After five years of the same commentary, Marcus had learned to suppress the urge to groan. Hell-O-Scream always managed to scrape together four of the scariest, hands-over-your-eyes sort of movies. He went, against his better judgment, and left the evening, and his friends, feeling like he’d wasted another perfectly good evening that could have been spent working on a new painting.
As Marcus rounded the corner, the streetlight overhead flickered off and on, intermittently illuminating a shape just behind the bushes up ahead. Just like in Night of the Blood-Drinking Mangler, he thought. The leaves rustled, as something shifted and crept among them. Marcus’ heart pounded as he picked up his pace significantly. The bushes shook alongside him; whatever they concealed was following him now, and he knew his life would be over soon. Just then, out from the foliage, darted a startlingly obese black cat. It flopped across the sidewalk, and then the street, before disappearing from Marcus’ view.
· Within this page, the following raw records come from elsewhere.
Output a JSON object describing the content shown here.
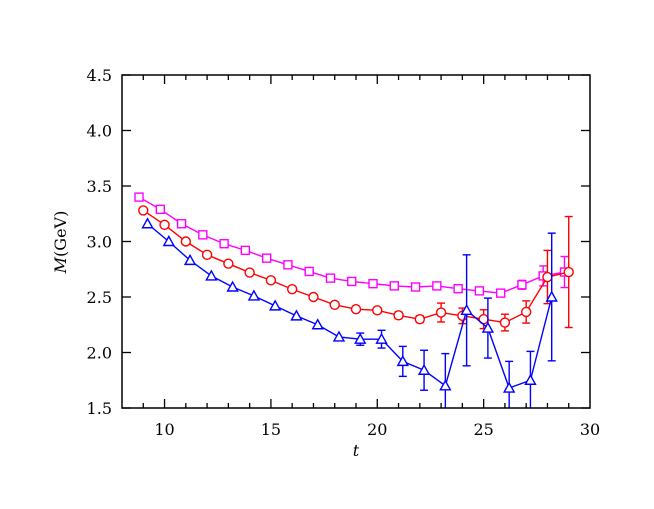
{
  "chart_data": {
    "type": "line",
    "xlabel": "t",
    "ylabel_italic": "M",
    "ylabel_rest": "(GeV)",
    "xlim": [
      8,
      30
    ],
    "ylim": [
      1.5,
      4.5
    ],
    "xticks": [
      "10",
      "15",
      "20",
      "25",
      "30"
    ],
    "yticks": [
      "1.5",
      "2.0",
      "2.5",
      "3.0",
      "3.5",
      "4.0",
      "4.5"
    ],
    "grid": false,
    "series": [
      {
        "color": "#ff00ff",
        "marker": "square",
        "x": [
          8.8,
          9.8,
          10.8,
          11.8,
          12.8,
          13.8,
          14.8,
          15.8,
          16.8,
          17.8,
          18.8,
          19.8,
          20.8,
          21.8,
          22.8,
          23.8,
          24.8,
          25.8,
          26.8,
          27.8,
          28.8
        ],
        "y": [
          3.4,
          3.29,
          3.16,
          3.06,
          2.98,
          2.92,
          2.85,
          2.79,
          2.73,
          2.67,
          2.64,
          2.62,
          2.6,
          2.59,
          2.6,
          2.575,
          2.555,
          2.535,
          2.61,
          2.69,
          2.725
        ],
        "err": [
          0,
          0,
          0,
          0,
          0,
          0,
          0,
          0,
          0,
          0,
          0.01,
          0.01,
          0.01,
          0.01,
          0.02,
          0.02,
          0.03,
          0.03,
          0.04,
          0.09,
          0.14
        ]
      },
      {
        "color": "#ff0000",
        "marker": "circle",
        "x": [
          9,
          10,
          11,
          12,
          13,
          14,
          15,
          16,
          17,
          18,
          19,
          20,
          21,
          22,
          23,
          24,
          25,
          26,
          27,
          28,
          29
        ],
        "y": [
          3.28,
          3.15,
          3.0,
          2.88,
          2.8,
          2.72,
          2.65,
          2.57,
          2.5,
          2.43,
          2.39,
          2.38,
          2.335,
          2.3,
          2.36,
          2.33,
          2.3,
          2.27,
          2.365,
          2.68,
          2.725
        ],
        "err": [
          0,
          0,
          0,
          0,
          0,
          0,
          0,
          0,
          0,
          0,
          0.01,
          0.01,
          0.03,
          0.03,
          0.085,
          0.07,
          0.085,
          0.075,
          0.1,
          0.24,
          0.5
        ]
      },
      {
        "color": "#0000ff",
        "marker": "triangle",
        "x": [
          9.2,
          10.2,
          11.2,
          12.2,
          13.2,
          14.2,
          15.2,
          16.2,
          17.2,
          18.2,
          19.2,
          20.2,
          21.2,
          22.2,
          23.2,
          24.2,
          25.2,
          26.2,
          27.2,
          28.2
        ],
        "y": [
          3.16,
          3.0,
          2.83,
          2.69,
          2.59,
          2.51,
          2.42,
          2.33,
          2.25,
          2.14,
          2.12,
          2.12,
          1.92,
          1.84,
          1.7,
          2.38,
          2.22,
          1.68,
          1.75,
          2.5
        ],
        "err": [
          0,
          0,
          0,
          0,
          0,
          0,
          0,
          0,
          0,
          0.01,
          0.055,
          0.08,
          0.135,
          0.18,
          0.29,
          0.5,
          0.27,
          0.24,
          0.26,
          0.575
        ]
      }
    ]
  }
}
“Shit,” Marcus said to himself, having stopped to compose himself. He took a moment to be grateful his friends hadn’t been there; he’d have never lived that momentary panic down. He resumed his walk home, now with a little more speed and purpose to his step. The sooner he was inside, with the door locked behind him, the better.
Two blocks later, the front porch of his house came into view. The trash cans still stood, neatly arranged, at the edge of the sidewalk. Marcus made sure he’d put the garbage out earlier, recalling previous years when he’d been so preoccupied with the monsters from that night’s movies he’d forgotten, leaving his house to stink of week-old pizza boxes.
It started with a slight shudder of the garbage cans, their metal exteriors lightly clunking against each other. Marcus slowed his pace. He eyed the trash cans, suspicious. Probably just some raccoons, he thought, getting their own Halloween feast. The slight tremors of the trash can became more pronounced; their exteriors clanged and crashed together as Marcus got closer. The one closest to him toppled over abruptly, vomiting its contents onto the sidewalk. Another cat sauntered off into the distance.
“This is ridiculous,” Marcus said with a sigh. He reached into his pocket, produced a key, and let himself into his house. The living room light had been left on, but the rest of the house was dark. A small note on the coffee table reminded him his parents had gone to a costume party, that there was pizza in the fridge, and to have a Spooktacular Halloween. Marcus set the note down, then made his way to the kitchen. He flicked the light switch into the on position. The lights came on, dimmed, flickered, and returned to a moderate level of brightness.
Marcus opened the fridge, found the pizza the note had promised, and shut the fridge door. As he walked past the kitchen window on his way to the microwave, he caught sight of a peculiar reflection. A masked figure, dressed in all black, was only a few paces behind Marcus, and it was holding a knife in a way suggesting it hadn’t arrived to help him prepare his leftover dinner.
“I don’t suppose you’re a cat, too,” Marcus said, as the color drained from his face and the cold pizza dropped to the floor.